Trudeau vows $100M+ to build more than 40K homes in Vancouver
Global News
Prime Minister Justin Trudeau announced plans to build more than 40,000 homes in Vancouver in the next decade. He didn't say if the homes would be houses or apartments.
Prime Minister Justin Trudeau is promising one of the largest amounts of federal cash for housing so far to Vancouver, one of Canada’s densest and most expensive cities.
Speaking in the city on Friday and flanked by provincial and municipal officials, Trudeau said the federal government had reached a deal with the City of Vancouver to build more than 40,000 homes in the next decade through the Housing Accelerator Fund.

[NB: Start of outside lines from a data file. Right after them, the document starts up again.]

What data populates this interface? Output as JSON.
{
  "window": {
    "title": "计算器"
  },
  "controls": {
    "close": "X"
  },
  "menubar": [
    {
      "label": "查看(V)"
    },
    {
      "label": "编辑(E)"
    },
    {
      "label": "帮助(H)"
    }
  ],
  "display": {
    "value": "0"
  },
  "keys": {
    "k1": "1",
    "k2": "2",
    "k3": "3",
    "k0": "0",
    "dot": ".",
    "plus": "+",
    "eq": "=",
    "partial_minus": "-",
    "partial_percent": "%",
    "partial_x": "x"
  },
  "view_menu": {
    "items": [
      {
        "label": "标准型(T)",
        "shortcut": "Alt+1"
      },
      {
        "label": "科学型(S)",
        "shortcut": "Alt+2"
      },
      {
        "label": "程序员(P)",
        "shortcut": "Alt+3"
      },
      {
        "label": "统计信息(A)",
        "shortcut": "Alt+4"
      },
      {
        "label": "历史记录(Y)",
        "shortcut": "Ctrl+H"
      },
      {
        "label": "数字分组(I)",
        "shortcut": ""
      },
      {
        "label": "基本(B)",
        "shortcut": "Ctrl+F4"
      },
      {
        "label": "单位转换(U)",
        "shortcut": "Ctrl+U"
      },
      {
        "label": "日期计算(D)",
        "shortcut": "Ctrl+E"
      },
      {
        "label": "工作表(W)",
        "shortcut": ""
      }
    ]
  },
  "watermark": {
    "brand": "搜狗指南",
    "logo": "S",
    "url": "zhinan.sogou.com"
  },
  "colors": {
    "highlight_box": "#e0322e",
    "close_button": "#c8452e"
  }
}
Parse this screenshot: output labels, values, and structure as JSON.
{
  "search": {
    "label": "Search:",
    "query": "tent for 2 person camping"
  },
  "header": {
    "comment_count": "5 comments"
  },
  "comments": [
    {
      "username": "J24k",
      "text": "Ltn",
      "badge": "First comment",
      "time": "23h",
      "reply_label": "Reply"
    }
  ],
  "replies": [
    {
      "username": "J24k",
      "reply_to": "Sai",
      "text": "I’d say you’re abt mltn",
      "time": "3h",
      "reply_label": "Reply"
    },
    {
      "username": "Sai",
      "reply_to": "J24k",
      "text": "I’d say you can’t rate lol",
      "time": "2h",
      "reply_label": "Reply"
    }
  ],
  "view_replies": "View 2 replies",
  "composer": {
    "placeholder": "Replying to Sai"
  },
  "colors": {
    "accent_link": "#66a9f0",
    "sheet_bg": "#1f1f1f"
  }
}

“This deal will mean less red tape, more housing built near transit, more affordable rental housing and more density homes,” Trudeau said.
He and Housing Minister Sean Fraser did not specify if the homes would be single-family houses, multiplexes or apartments.
“Make no mistake, although we might be living in a housing crisis, it is solvable and it’s solvable if we put measures on the table that will actually result in more homes being built,” Fraser said.
Fraser said the agreement involves a $115-million investment from Ottawa’s Housing Accelerator Fund and will help Vancouver City Hall streamline the process to build high density near transit, move to a digital permitting process and provide “continued investment in social housing for some of the community’s most vulnerable people.”
The largest chunk of the deal so far has gone to Calgary, which got $228 million, while Brampton, Ont., got $114 million. Other deals announced to date range between $93.5 million and $15.5 million.
It’s the latest housing announcement from the federal government, which is facing criticism over rising housing prices and whether its plans announced as recently as earlier in the week go far enough.